Monday, November 19, 2012

Tale of Two Newspapers and Two Towns



Once a week, late on a Tuesday night, usually around midnight, I drive through the town of Marysville, California. I always stop at a gas station there where I stretch my legs (I have a three and a half hour drive home from work). I buy a mineral water, check my e-mail and pick up a copy of one of the most awful weekly newspapers you will ever read.

Marysville makes up half of the dual, twin cities of Marysville and Yuba City. An interesting place, there is a yearly gathering of Sikhs who descend on the cities once a year. This is the largest gathering of Sikhs in North America; thousands of turbaned, bearded men gather in this bastion of very conservative people. These towns are seated in a county that the Federal government must help oversee elections due to their past history of excluding Hispanics and other minorities. This area also has bequeathed to us perhaps the single most vile politician in all of California: Dan Logue.

There are two newspapers in this town. One, a weekly, The Territorial Dispatch, is a rag dedicated to informing us, and saving us from, the perils of Agenda 21. The Territorial Dispatch is a Tea Party Kook paper. Hardly worth mentioning. I read it for the entertainment value--plus it makes good fire starter in the wood stove.

The other daily newspaper ain't much better.

The Appeal Democrat has nothing appealing nor democratic about it. The editorial page is just as horrid as most of the Northern California papers. Maybe a little more Libertarian in focus. Of course, this is all compounded by the fact that the media group that owns the unappealing Appeal Democrat also owns the Orland Press Register, the Corning Observer, the Colusa Sun-Herald, and the Willows Journal. They have much of the media locked up in the Sacramento Valley. Yes, newspapers influence might be waning, but not when you are the only game in town. Or the region.

All of these newspapers are owned by Freedom Communications. Their newspapers are spread across California like chicken pox lesions. Given the name of the company, you certainly can figure out the editorial slant. The flagship newspaper of the Freedom group is the very conservative Orange County Register.  The company was founded by a gentleman by the name of R. C. Hoiles. Hoiles was a man who campaigned against Communists and socialist public education. Of Hoiles, who died in 1970, the company's website states:

"Our company founder, R.C. Hoiles, left a legacy based on the principles of voluntaryism (sic) and the libertarian philosophy. Those legacy values — Integrity, Self-Responsibility, Respect for Individual Freedom, Community and Life-Long Learning — are the bedrock on which Freedom Communications operates today. We call it the Freedom Way."

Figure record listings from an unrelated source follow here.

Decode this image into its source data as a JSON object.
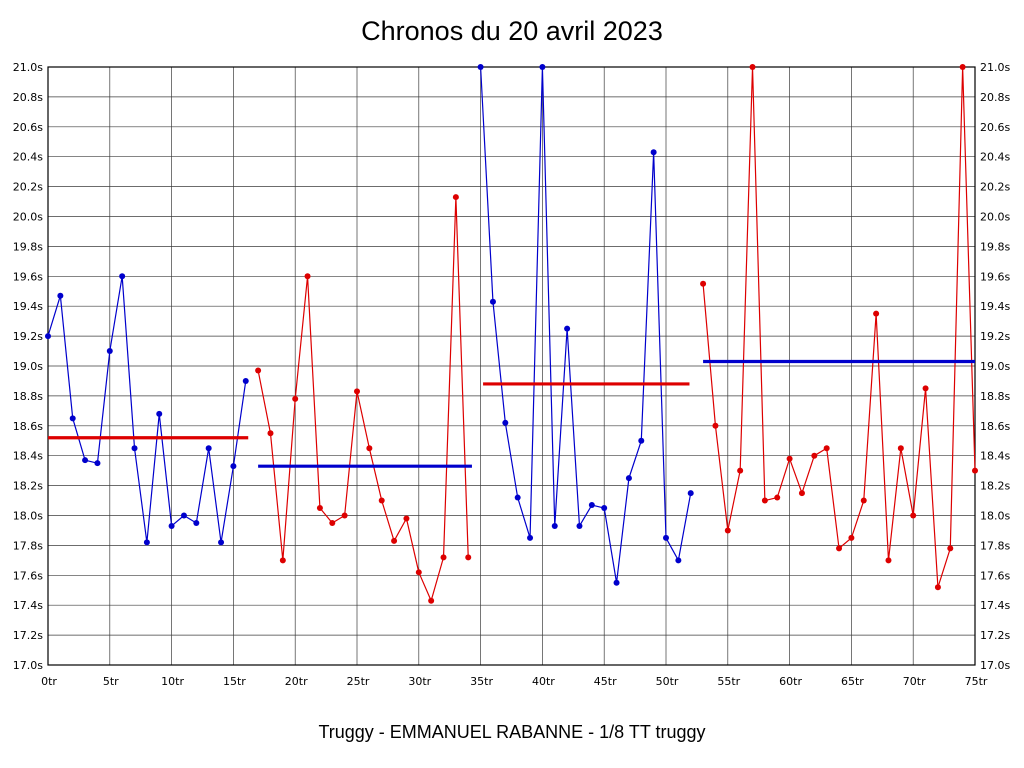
{
  "chart_data": {
    "type": "line",
    "title": "Chronos du 20 avril 2023",
    "footer": "Truggy - EMMANUEL RABANNE - 1/8 TT truggy",
    "unit_y": "s",
    "unit_x": "tr",
    "xlim": [
      0,
      75
    ],
    "ylim": [
      17.0,
      21.0
    ],
    "y_tick_step": 0.2,
    "grid": true,
    "legend": "none",
    "y_tick_labels": [
      "21.0s",
      "20.8s",
      "20.6s",
      "20.4s",
      "20.2s",
      "20.0s",
      "19.8s",
      "19.6s",
      "19.4s",
      "19.2s",
      "19.0s",
      "18.8s",
      "18.6s",
      "18.4s",
      "18.2s",
      "18.0s",
      "17.8s",
      "17.6s",
      "17.4s",
      "17.2s",
      "17.0s"
    ],
    "x_ticks": [
      {
        "value": 0,
        "label": "0tr"
      },
      {
        "value": 5,
        "label": "5tr"
      },
      {
        "value": 10,
        "label": "10tr"
      },
      {
        "value": 15,
        "label": "15tr"
      },
      {
        "value": 20,
        "label": "20tr"
      },
      {
        "value": 25,
        "label": "25tr"
      },
      {
        "value": 30,
        "label": "30tr"
      },
      {
        "value": 35,
        "label": "35tr"
      },
      {
        "value": 40,
        "label": "40tr"
      },
      {
        "value": 45,
        "label": "45tr"
      },
      {
        "value": 50,
        "label": "50tr"
      },
      {
        "value": 55,
        "label": "55tr"
      },
      {
        "value": 60,
        "label": "60tr"
      },
      {
        "value": 65,
        "label": "65tr"
      },
      {
        "value": 70,
        "label": "70tr"
      },
      {
        "value": 75,
        "label": "75tr"
      }
    ],
    "colors": {
      "blue": "#0000cc",
      "red": "#dd0000",
      "grid": "#3c3c3c",
      "axis": "#000000"
    },
    "segments": [
      {
        "name": "run-1",
        "color": "blue",
        "start_lap": 0,
        "values": [
          19.2,
          19.47,
          18.65,
          18.37,
          18.35,
          19.1,
          19.6,
          18.45,
          17.82,
          18.68,
          17.93,
          18.0,
          17.95,
          18.45,
          17.82,
          18.33,
          18.9
        ],
        "avg": {
          "value": 18.52,
          "color": "red",
          "from": 0,
          "to": 16.2
        }
      },
      {
        "name": "run-2",
        "color": "red",
        "start_lap": 17,
        "values": [
          18.97,
          18.55,
          17.7,
          18.78,
          19.6,
          18.05,
          17.95,
          18.0,
          18.83,
          18.45,
          18.1,
          17.83,
          17.98,
          17.62,
          17.43,
          17.72,
          20.13,
          17.72
        ],
        "avg": {
          "value": 18.33,
          "color": "blue",
          "from": 17,
          "to": 34.3
        }
      },
      {
        "name": "run-3",
        "color": "blue",
        "start_lap": 35,
        "values": [
          21.0,
          19.43,
          18.62,
          18.12,
          17.85,
          21.0,
          17.93,
          19.25,
          17.93,
          18.07,
          18.05,
          17.55,
          18.25,
          18.5,
          20.43,
          17.85,
          17.7,
          18.15
        ],
        "avg": {
          "value": 18.88,
          "color": "red",
          "from": 35.2,
          "to": 51.9
        }
      },
      {
        "name": "run-4",
        "color": "red",
        "start_lap": 53,
        "values": [
          19.55,
          18.6,
          17.9,
          18.3,
          21.0,
          18.1,
          18.12,
          18.38,
          18.15,
          18.4,
          18.45,
          17.78,
          17.85,
          18.1,
          19.35,
          17.7,
          18.45,
          18.0,
          18.85,
          17.52,
          17.78,
          21.0,
          18.3
        ],
        "avg": {
          "value": 19.03,
          "color": "blue",
          "from": 53,
          "to": 75
        }
      }
    ]
  }
}
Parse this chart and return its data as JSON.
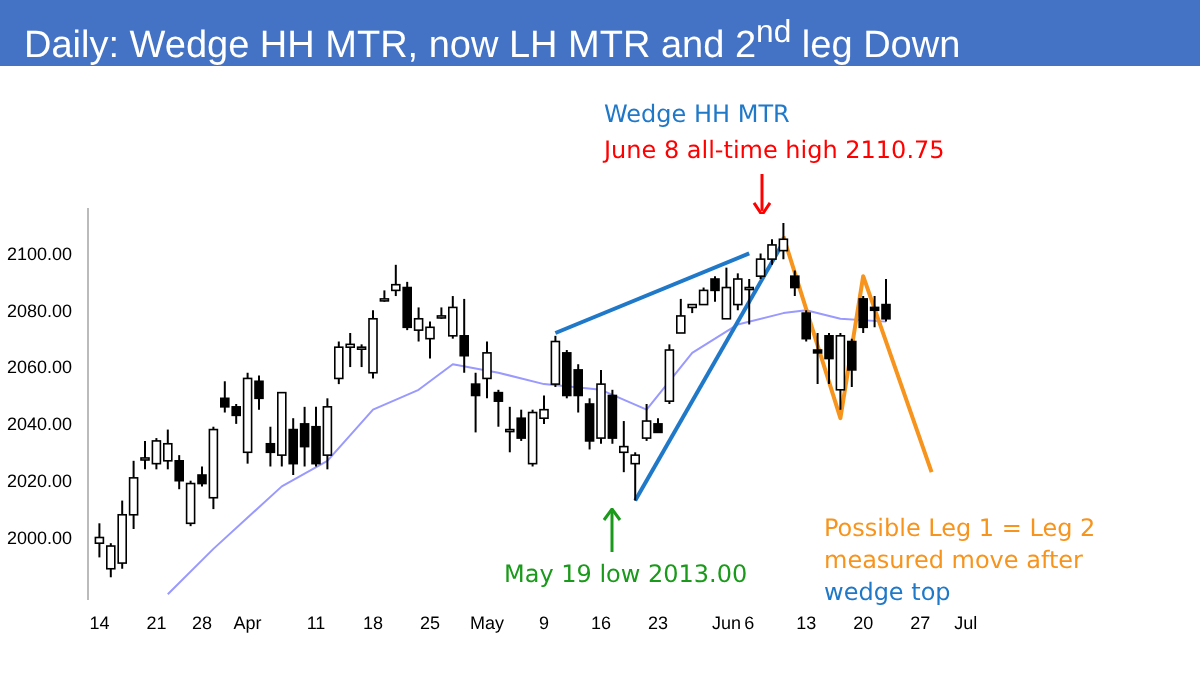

The Freedom Group hasn't escaped the problems newspapers are facing in a digital age. They emerged from Bankruptcy in 2012 and currently have been purchased in July of 2012 by a new group that cast off some of their East Coast holdings. They remain one of the most influential conservative voices in California though.

So you get the picture. In Marysville you have the unfortunate choice of a weekly newspaper that is saturated with the most bizarre, paranoid, Agenda 21 hating, climate change denying, kookiness or you can read the Libertarian, government hating, climate change denying,  Appeal Democrat. Not very appealing or democratic.

As we move along through time, I shall explore some of the more bizarre beliefs and behaviors of both these newspapers.